Cover, dust jacket, pages? Check.
Words on the page, arranged in a more or less logica sequence, combining to communicate a series of ideas, to paint a textual picture, to sum up a life? Check.
Perhaps I’m thrown by the size of the volume. Seventy-eight slim pages, and that’s a generous tally once you factor in the, shall we say liberal, margins. At that size, we’re dealing with something book-ish, but an actual book? I’m still not sure.
On the other hand, it does meet the technical definition of a book. I did read it, no matter that I knocked it off in about forty minutes. So, a book it is, then.
This is not normally the sort of book I would read. It’s more sentimental than my ususal fare. It’s a summary, in a few short chapters, of what made Calvin Trillin’s late wife, Alice, so unique and important to him. Indeed, I never would have read it but for a funny domestic coincidence.
I recently picked out Trillin’s Travels with Alice at the library. Aside from an occasional New Yorker piece over the years, I’ve never read much Trillin. I know he’s well-regarded as a writer, so I decided to rectify my deficiency and give one of his books a try.
I happened to leave the book on the table. When The Lovely Wife noticed it, she called me into the kitchen and pulled About Alice from her latest library haul. Great minds, and all that. Or perhaps this was a development more in line with what’s bound to happen when you set the proverbial infinite number of monkeys to work at their infinite number of typewriters? Either way, it’s the sort of thing that happens every now and then in a marriage.
It’s the sort of silly moment Trillin might celebrate in thinking about Alice. I suspect it’s the sort of moment he misses in the wake of her passing.

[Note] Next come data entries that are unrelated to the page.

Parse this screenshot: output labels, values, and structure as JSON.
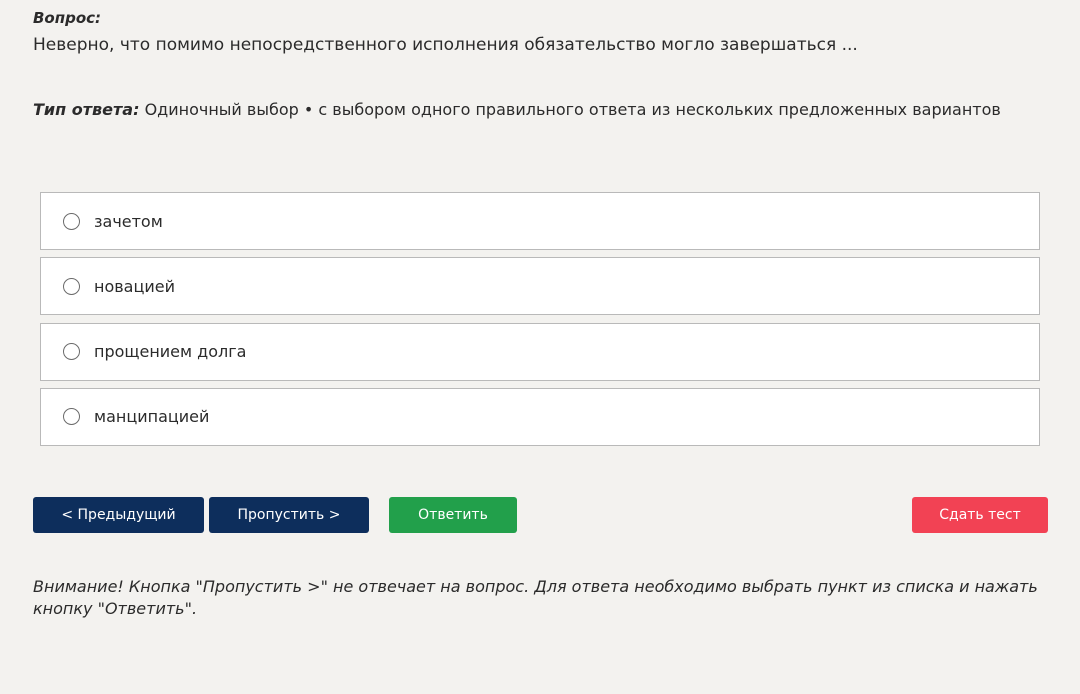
{
  "question": {
    "label": "Вопрос:",
    "text": "Неверно, что помимо непосредственного исполнения обязательство могло завершаться ..."
  },
  "answer_type": {
    "label": "Тип ответа:",
    "value": "Одиночный выбор • с выбором одного правильного ответа из нескольких предложенных вариантов"
  },
  "options": [
    {
      "label": "зачетом",
      "selected": false
    },
    {
      "label": "новацией",
      "selected": false
    },
    {
      "label": "прощением долга",
      "selected": false
    },
    {
      "label": "манципацией",
      "selected": false
    }
  ],
  "buttons": {
    "prev": "< Предыдущий",
    "skip": "Пропустить >",
    "answer": "Ответить",
    "submit": "Сдать тест"
  },
  "notice": "Внимание! Кнопка \"Пропустить >\" не отвечает на вопрос. Для ответа необходимо выбрать пункт из списка и нажать кнопку \"Ответить\".",
  "colors": {
    "background": "#f3f2ef",
    "primary_button": "#0d2e5c",
    "answer_button": "#22a04b",
    "submit_button": "#f24254"
  }
}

Ultimately, while every human soul is unique, and every marriage doubly so, love and loss are universal, as are the obligation to appreciate the fact that every day we draw breath is a gift, and the charge to live life to its fullest, no matter how much time we have in which to live.
Hopefully, it doesn’t take a book to teach us any of that, but it’s sure nice to get a reminder every now and then.
As for the rest, @#$% it. If it meets the technical definition of a book, and I find something to say about it when I’m done, then it is a book for my purposes.